Посему, очутившись под сенью заповедных дубрав, княжич сделал большой привал, употребив это время на изготовление доброго лука. Пока придирчиво выбранная и срубленная верной саблей крепкая ветвь подсыхала над разведённым костерком, княжич со сноровкой бывалого воина и охотника сплёл тетиву из волос, позаимствованных из хвоста гнедого. Гнедой был этим не слишком доволен, тем паче, что лошади мяса не едят, а стало быть, сия жертва представлялась ему бессмысленной, однако от него не убыло, а ежели и убыло, так не зело заметно.
За стрелами дело тоже не стало. Княжич призадумался было, чем бы их оперить, но тут ему повезло наткнуться на объеденную кем-то – не иначе, лисицей, а может статься, и иным мелким зверьком, – тушку птицы, бывшей некогда сорокою.
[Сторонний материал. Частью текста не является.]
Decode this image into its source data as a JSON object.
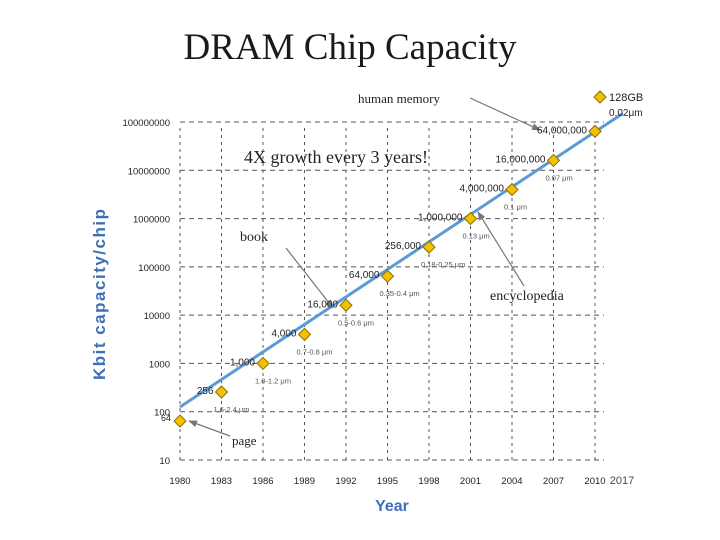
{
  "chart_data": {
    "type": "scatter",
    "title": "DRAM Chip Capacity",
    "xlabel": "Year",
    "ylabel": "Kbit capacity/chip",
    "yscale": "log",
    "ylim": [
      10,
      100000000
    ],
    "xlim": [
      1980,
      2012
    ],
    "x_ticks": [
      "1980",
      "1983",
      "1986",
      "1989",
      "1992",
      "1995",
      "1998",
      "2001",
      "2004",
      "2007",
      "2010"
    ],
    "y_ticks": [
      "10",
      "100",
      "1000",
      "10000",
      "100000",
      "1000000",
      "10000000",
      "100000000"
    ],
    "extra_x_tick": "2017",
    "points": [
      {
        "year": 1980,
        "value": 64,
        "label": "64",
        "feature": ""
      },
      {
        "year": 1983,
        "value": 256,
        "label": "256",
        "feature": "1.6-2.4 μm"
      },
      {
        "year": 1986,
        "value": 1000,
        "label": "1,000",
        "feature": "1.0-1.2 μm"
      },
      {
        "year": 1989,
        "value": 4000,
        "label": "4,000",
        "feature": "0.7-0.8 μm"
      },
      {
        "year": 1992,
        "value": 16000,
        "label": "16,000",
        "feature": "0.5-0.6 μm"
      },
      {
        "year": 1995,
        "value": 64000,
        "label": "64,000",
        "feature": "0.35-0.4 μm"
      },
      {
        "year": 1998,
        "value": 256000,
        "label": "256,000",
        "feature": "0.18-0.25 μm"
      },
      {
        "year": 2001,
        "value": 1000000,
        "label": "1,000,000",
        "feature": "0.13 μm"
      },
      {
        "year": 2004,
        "value": 4000000,
        "label": "4,000,000",
        "feature": "0.1 μm"
      },
      {
        "year": 2007,
        "value": 16000000,
        "label": "16,000,000",
        "feature": "0.07 μm"
      },
      {
        "year": 2010,
        "value": 64000000,
        "label": "64,000,000",
        "feature": ""
      }
    ],
    "extra_point": {
      "label_line1": "128GB",
      "label_line2": "0.02μm"
    },
    "trend_line": {
      "start": {
        "year": 1980,
        "value": 125
      },
      "end": {
        "year": 2012,
        "value": 150000000
      }
    },
    "annotations": {
      "growth": "4X growth every 3 years!",
      "human_memory": "human memory",
      "book": "book",
      "encyclopedia": "encyclopedia",
      "page": "page"
    },
    "colors": {
      "marker_fill": "#f2c200",
      "marker_stroke": "#8a6d00",
      "trend": "#5b9bd5",
      "axis_label": "#3f6fb5",
      "grid": "#555555"
    }
  }
}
Перьев, таким образом, ему хватило с лихвой; заострив и закалив над огнём концы стрел, княжич старательно их оперил и, пока не село солнце, отправился добывать себе пропитание.
Встреченного оленя он не тронул, ибо не чаял в одиночку умять его целиком и не хотел губить Божью тварь ради единственной, пускай и весьма обильной, трапезы. Сохранить мясо, коего, пожалуй, могло бы хватить до самой Москвы, он также не мог, а посему удовлетворился зайцем, что неосторожно выскочил из кустов в каком-нибудь десятке шагов от него и был немедля сбит метко пущенной стрелой.
Пока княжич разделывал добычу, раздувал погасший костёр и готовил ужин, день почти догорел. В лесу быстро темнело, и о том, чтобы продолжить путь, не могло быть и речи. Перекусив, чем Бог послал, и запив не слишком обильную трапезу водой из притороченной к седлу кожаной баклаги, княжич помолился Богу и устроился на ночлег, по обыкновению положив под голову седло и завернувшись в плащ. Крупные летние звёзды смотрели на него сквозь колышущийся полог ветвей; глядя на эти неугасимые Божьи лампады, Пётр Басманов уснул легко и беззаботно, как человек, чьё тело молодо и здорово, совесть чиста, желудок полон, а душа не обременена тяжким грузом грехов и невыполненных обязательств.
Его разбудил утренний холодок и перекличка лесных птах, что звонко пробовали голоса, готовясь встретить восход солнца. Зевнув и с наслаждением потянувшись всем телом, княжич легко поднялся со своего спартанского ложа, раздул угли, разогрел на них оставшуюся от вчерашнего ужина зайчатину, без спешки перекусил, а после, засыпав костёр землёю и оседлав гнедого, тронулся в путь.